Why heavy logistics is hydrogen’s actual hiding spot
Here’s the part the U.S. argument keeps skating past: hydrogen was never going to win the pickup or the regional delivery van. Those belong to batteries, and that race is effectively over. Where fuel cells still have a coherent pitch is the exact duty cycle P&G’s Saudi route fits: long distances, heavy payloads, predictable origin-and-destination pairs, and a single fleet customer with enough volume to justify a refueling point or two instead of a whole national grid.
That’s the same reasoning Daimler Truck, Volvo and Toyota leaned on when they signed onto the Cellcentric venture earlier this year — batteries for the short hauls, fuel cells for the long, heavy runs where range and refueling speed actually matter. Saudi geography happens to be a near-ideal test bed for that thesis: long, flat, hot corridors between industrial hubs, plus a national hydrogen build-out tied to Vision 2030. California has the regulation but not the cheap hydrogen. The Kingdom has the cheap hydrogen and a transport authority willing to herd the ministries into line. That same logic is quietly pushing hydrogen into other corners batteries can’t reach, including vertical flight for medical logistics.
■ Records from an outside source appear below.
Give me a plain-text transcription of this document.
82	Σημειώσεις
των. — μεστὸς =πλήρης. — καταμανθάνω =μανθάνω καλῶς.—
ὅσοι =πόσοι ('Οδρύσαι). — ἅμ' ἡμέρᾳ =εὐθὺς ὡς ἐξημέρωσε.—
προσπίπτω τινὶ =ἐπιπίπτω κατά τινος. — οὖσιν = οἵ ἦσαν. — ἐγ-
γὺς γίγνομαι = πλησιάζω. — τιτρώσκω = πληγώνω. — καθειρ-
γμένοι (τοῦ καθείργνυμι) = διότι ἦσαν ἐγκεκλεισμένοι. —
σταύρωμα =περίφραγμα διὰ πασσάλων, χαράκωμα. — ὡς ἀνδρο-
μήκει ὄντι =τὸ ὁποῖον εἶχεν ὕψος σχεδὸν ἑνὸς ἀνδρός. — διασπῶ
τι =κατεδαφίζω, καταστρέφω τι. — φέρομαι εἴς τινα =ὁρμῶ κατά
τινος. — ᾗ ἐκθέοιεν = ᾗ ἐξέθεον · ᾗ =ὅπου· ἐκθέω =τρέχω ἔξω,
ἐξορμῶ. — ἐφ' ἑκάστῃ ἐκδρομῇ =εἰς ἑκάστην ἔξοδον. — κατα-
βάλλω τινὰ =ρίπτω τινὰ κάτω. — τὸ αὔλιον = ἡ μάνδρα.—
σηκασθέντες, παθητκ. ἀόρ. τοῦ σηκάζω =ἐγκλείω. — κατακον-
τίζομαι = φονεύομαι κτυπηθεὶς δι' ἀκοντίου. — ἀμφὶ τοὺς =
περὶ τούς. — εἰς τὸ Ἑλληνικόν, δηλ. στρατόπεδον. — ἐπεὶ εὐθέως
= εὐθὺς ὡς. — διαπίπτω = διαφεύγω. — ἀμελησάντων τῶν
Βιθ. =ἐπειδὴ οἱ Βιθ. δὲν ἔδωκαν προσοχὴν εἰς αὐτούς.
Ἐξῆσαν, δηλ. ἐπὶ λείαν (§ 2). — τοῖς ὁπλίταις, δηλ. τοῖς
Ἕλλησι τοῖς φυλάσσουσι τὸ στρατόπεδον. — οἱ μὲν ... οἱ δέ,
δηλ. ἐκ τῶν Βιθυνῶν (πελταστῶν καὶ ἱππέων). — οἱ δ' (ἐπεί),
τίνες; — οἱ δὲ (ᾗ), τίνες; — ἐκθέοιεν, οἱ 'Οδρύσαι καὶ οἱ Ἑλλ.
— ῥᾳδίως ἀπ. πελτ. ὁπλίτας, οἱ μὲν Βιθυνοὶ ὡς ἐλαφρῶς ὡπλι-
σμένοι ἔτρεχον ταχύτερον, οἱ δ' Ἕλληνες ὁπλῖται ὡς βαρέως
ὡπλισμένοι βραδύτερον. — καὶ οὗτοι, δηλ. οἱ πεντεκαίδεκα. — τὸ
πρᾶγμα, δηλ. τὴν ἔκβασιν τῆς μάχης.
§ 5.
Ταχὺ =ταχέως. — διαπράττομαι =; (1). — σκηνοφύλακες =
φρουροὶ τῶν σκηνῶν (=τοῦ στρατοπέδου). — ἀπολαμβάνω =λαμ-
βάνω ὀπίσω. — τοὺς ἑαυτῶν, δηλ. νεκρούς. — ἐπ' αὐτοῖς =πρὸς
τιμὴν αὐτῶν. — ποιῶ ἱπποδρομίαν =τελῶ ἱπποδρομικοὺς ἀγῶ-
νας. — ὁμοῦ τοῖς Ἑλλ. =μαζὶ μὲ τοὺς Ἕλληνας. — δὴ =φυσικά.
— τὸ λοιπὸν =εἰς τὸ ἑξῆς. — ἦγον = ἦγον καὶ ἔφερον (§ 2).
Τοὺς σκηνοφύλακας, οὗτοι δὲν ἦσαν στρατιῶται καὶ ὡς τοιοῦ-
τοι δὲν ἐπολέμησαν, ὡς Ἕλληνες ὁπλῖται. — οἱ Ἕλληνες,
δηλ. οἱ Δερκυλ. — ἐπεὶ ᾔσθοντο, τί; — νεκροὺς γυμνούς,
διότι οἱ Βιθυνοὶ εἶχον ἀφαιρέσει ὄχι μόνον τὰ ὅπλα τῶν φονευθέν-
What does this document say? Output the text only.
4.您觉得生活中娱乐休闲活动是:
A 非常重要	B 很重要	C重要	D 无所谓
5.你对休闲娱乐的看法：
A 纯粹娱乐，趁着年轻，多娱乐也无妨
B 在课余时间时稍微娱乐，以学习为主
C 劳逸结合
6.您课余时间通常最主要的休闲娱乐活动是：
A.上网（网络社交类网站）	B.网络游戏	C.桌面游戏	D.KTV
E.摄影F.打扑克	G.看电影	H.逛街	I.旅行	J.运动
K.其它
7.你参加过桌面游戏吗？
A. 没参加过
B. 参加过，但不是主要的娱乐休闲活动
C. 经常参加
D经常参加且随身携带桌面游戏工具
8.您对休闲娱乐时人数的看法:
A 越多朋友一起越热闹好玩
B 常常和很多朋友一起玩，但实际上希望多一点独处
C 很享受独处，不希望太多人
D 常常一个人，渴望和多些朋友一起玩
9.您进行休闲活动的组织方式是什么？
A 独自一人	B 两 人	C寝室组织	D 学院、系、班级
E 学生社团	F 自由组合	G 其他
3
The autonomy angle nobody’s pricing in
The self-driving piece matters more than it reads on first pass. A hydrogen Class 8 with a human driver is competing against a diesel Class 8 with a human driver, and outside a regulated zero-emission zone the diesel wins on cost almost every time. A hydrogen Class 8 with Level 3-plus autonomy starts pulling the single biggest line item in heavy trucking, labor, out of the equation, which is the only realistic route to total-cost-of-ownership parity that doesn’t lean on permanent subsidies.
Stack that on top of Hyperview’s factory plans, a hydrogen-truck plant at the King Salman Automotive Complex backed by the Public Investment Fund and slated to build 1,000 trucks a year with 60% earmarked for export, and you can see why a multinational like P&G is paying attention. This isn’t a one-off ESG photo op. It’s a supply-side bet that the Gulf turns into a hydrogen heavy-truck exporter before North American volumes recover.
U.S. fleets aren’t wrong to be cautious. The economics, the infrastructure gap and the bankruptcies are all real. But while the domestic conversation is still stuck on whether hydrogen has a future, P&G’s Riyadh route has quietly turned that question into a logistics problem with a vendor, a range figure and a delivery schedule. The first commercial autonomous hydrogen heavy truck on a working freight contract isn’t running between Los Angeles and Phoenix. It’s hauling for a detergent company in Saudi Arabia.